Hopefully you’ve seen the light as far as the topic of eggs, now go and convince your taste buds!
Take no part in
works of darkness,
Believe it or not, this is my very first time poaching an egg. So as you can see, it really is nothing to be scared of. To be honest, I was pretty terrified right up to the point I lowered in the egg, but immediately I realized that you are physically incapable of messing this up so long as you follow along this little tutorial. Also, as if I have not drilled it into your kitchen backsplash, a good free range egg is not negotiable – you and your family deserve at least that.
So here goes:
How to poach an egg
Step 1: If your egg has been sitting in the fridge, bring your egg to room temperature by submerging them in a bowl of warm tap water for 5 minutes. Pat your egg dry and crack it into a small bowl. If your egg’s already at room temperature, just crack it into a small bowl. Take care not to break the yolk. (This should not be difficult as fresh free range eggs have very robust yolks!)

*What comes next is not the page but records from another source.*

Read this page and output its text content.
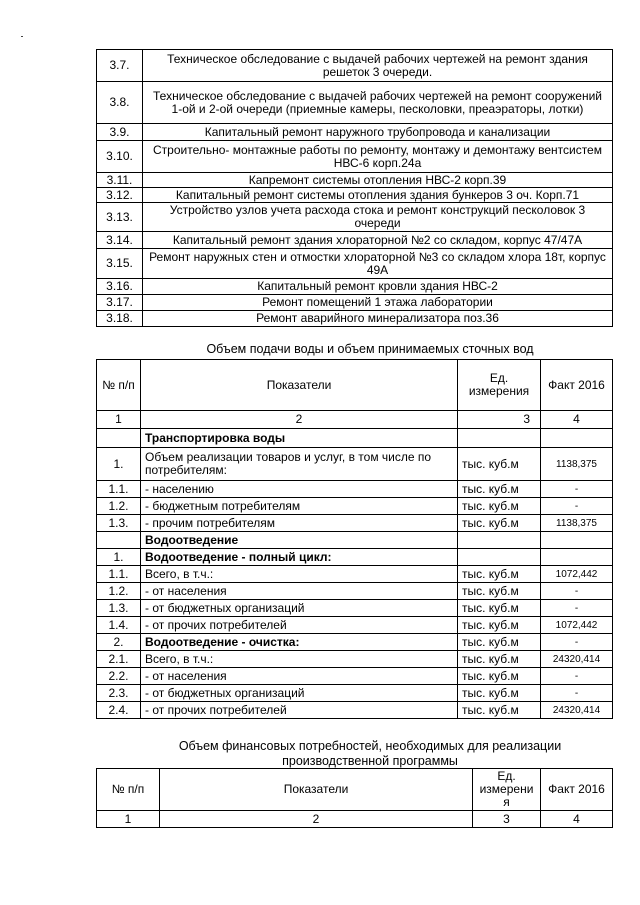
3.7.	Техническое обследование с выдачей рабочих чертежей на ремонт здания решеток 3 очереди.
3.8.	Техническое обследование с выдачей рабочих чертежей на ремонт сооружений 1-ой и 2-ой очереди (приемные камеры, песколовки, преаэраторы, лотки)
3.9.	Капитальный ремонт наружного трубопровода и канализации
3.10.	Строительно- монтажные работы по ремонту, монтажу и демонтажу вентсистем НВС-6 корп.24а
3.11.	Капремонт системы отопления НВС-2 корп.39
3.12.	Капитальный ремонт системы отопления здания бункеров 3 оч. Корп.71
3.13.	Устройство узлов учета расхода стока и ремонт конструкций песколовок 3 очереди
3.14.	Капитальный ремонт здания хлораторной №2 со складом, корпус 47/47А
3.15.	Ремонт наружных стен и отмостки хлораторной №3 со складом хлора 18т, корпус 49А
3.16.	Капитальный ремонт кровли здания НВС-2
3.17.	Ремонт помещений 1 этажа лаборатории
3.18.	Ремонт аварийного минерализатора поз.36
Объем подачи воды и объем принимаемых сточных вод
№ п/п	Показатели	Ед. измерения	Факт 2016
1	2	3	4
	Транспортировка воды		
1.	Объем реализации товаров и услуг, в том числе по потребителям:	тыс. куб.м	1138,375
1.1.	- населению	тыс. куб.м	-
1.2.	- бюджетным потребителям	тыс. куб.м	-
1.3.	- прочим потребителям	тыс. куб.м	1138,375
	Водоотведение		
1.	Водоотведение - полный цикл:		
1.1.	Всего, в т.ч.:	тыс. куб.м	1072,442
1.2.	- от населения	тыс. куб.м	-
1.3.	- от бюджетных организаций	тыс. куб.м	-
1.4.	- от прочих потребителей	тыс. куб.м	1072,442
2.	Водоотведение - очистка:	тыс. куб.м	-
2.1.	Всего, в т.ч.:	тыс. куб.м	24320,414
2.2.	- от населения	тыс. куб.м	-
2.3.	- от бюджетных организаций	тыс. куб.м	-
2.4.	- от прочих потребителей	тыс. куб.м	24320,414
Объем финансовых потребностей, необходимых для реализации
производственной программы
№ п/п	Показатели	Ед. измерени я	Факт 2016
1	2	3	4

Step 2: Add 2 tbsp white vinegar to a large pot of water and let it come up to a rolling boil.
Step 3: Turn off the heat and use a spoon to stir the water quickly in a clock-wise direction to make a whirlpool in the pot’s center.
Step 4: While the current is still strong, gently tip the egg into the middle of the whirlpool.

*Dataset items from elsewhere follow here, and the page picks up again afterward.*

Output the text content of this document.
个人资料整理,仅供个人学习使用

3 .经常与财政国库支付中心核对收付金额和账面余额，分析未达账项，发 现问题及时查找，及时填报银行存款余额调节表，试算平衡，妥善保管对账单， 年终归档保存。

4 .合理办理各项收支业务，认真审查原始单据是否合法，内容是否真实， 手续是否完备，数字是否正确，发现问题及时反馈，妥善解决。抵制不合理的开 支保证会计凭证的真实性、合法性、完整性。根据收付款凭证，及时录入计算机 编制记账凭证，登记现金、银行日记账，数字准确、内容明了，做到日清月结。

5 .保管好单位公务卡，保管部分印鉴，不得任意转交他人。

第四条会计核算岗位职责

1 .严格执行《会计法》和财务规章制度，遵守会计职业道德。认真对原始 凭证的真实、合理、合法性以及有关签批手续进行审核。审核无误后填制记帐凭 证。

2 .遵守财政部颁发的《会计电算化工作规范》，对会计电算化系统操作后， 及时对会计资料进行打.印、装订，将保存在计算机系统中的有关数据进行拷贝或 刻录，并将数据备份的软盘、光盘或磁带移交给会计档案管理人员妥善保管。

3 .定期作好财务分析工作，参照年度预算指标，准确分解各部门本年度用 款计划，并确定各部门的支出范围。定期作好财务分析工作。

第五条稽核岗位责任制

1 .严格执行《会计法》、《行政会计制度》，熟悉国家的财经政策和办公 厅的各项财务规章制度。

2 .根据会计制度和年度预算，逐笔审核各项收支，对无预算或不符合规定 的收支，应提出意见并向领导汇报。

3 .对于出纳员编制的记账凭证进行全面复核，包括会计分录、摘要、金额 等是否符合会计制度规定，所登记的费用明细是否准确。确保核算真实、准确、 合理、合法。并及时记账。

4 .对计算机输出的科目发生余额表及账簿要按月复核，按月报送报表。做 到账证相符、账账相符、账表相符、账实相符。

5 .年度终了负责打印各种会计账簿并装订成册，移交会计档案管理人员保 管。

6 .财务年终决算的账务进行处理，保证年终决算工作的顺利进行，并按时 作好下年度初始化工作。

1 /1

Step 5: Cover and let it poach for 150 seconds (2 1/2 minutes), then carefully lift it out with a slotted spoon.
At this point you can either serve it immediately, or place it in a bowl of cold water to stop the cooking process.
Now let’s get on with the recipe!
Ingredients for the Penne with Pan-Roasted Asparagus, Sweet Peas, Pesto, and Caramelized Lemon
340 g organic corn penne, or your preferred chunky pasta (I like penne because it’s the same shape as the asparagus)
1 large lemon, scrubbed clean and halved
3 tbsp olive oil
600 g asparagus, trimmed and cut into 1 1/2-inch sticks on the diagonal
1/2 c basil pesto (recipe follows)
2/3 c white wine (whatever you have on hand, I used chablis)
1 1/4 c frozen sweet peas
lots of fine sea salt, freshly ground black pepper, and extra virgin olive oil to season
To make the asparagus penne, cook the pasta as directed on the package.
Meanwhile, heat your cast iron on the stove until very hot. Place the lemon halves, cut sides down in the hot pan and hold them down firmly for 30~60 seconds, or until the surface is well-browned and caramelized. This will completely change the flavour profile of the lemon and give it a sweeter, deeper dimension. Slice off and reserve the caramelized parts only. (Use the rest for lemon water or something.)
Keep the pan on medium heat, add 1 tbsp of the oil just to coat the bottom and add the asparagus. Season generously and let it sit undisturbed for 20 seconds or so to get some browned, crispy bits. Stir a couple times, just until all the pieces are bright green.
Transfer the asparagus into a large salad/mixing bowl. Stir in the frozen peas to stop the cooking process. By now the pasta should be cooked. Drain and toss it with the vegetables.
Keep the element on and add the remaining oil to the pan and stir in the pesto to wake up its flavour. Deglaze with the white wine and stir until the alcohol burns off. Pour the sauce over the pasta mixture and stir through. Check and adjust the seasoning.
Divide between four plates. Drizzle with extra virgin olive oil, top with an optional (but definitely recommended) poached egg, and serve with a slice of caramelized lemon.
To make a vegan pesto, throw 50 g sweet basil, 2 garlic cloves, 3 tbsp toasted pine nuts, 3/4 tsp sea salt, and 1/2 cup olive oil in a small food processor and whiz to a textured puree. Store in a glass jar, pour a thin film of olive oil over top to seal and cover with the lid. This will keep in the fridge for about 2 weeks.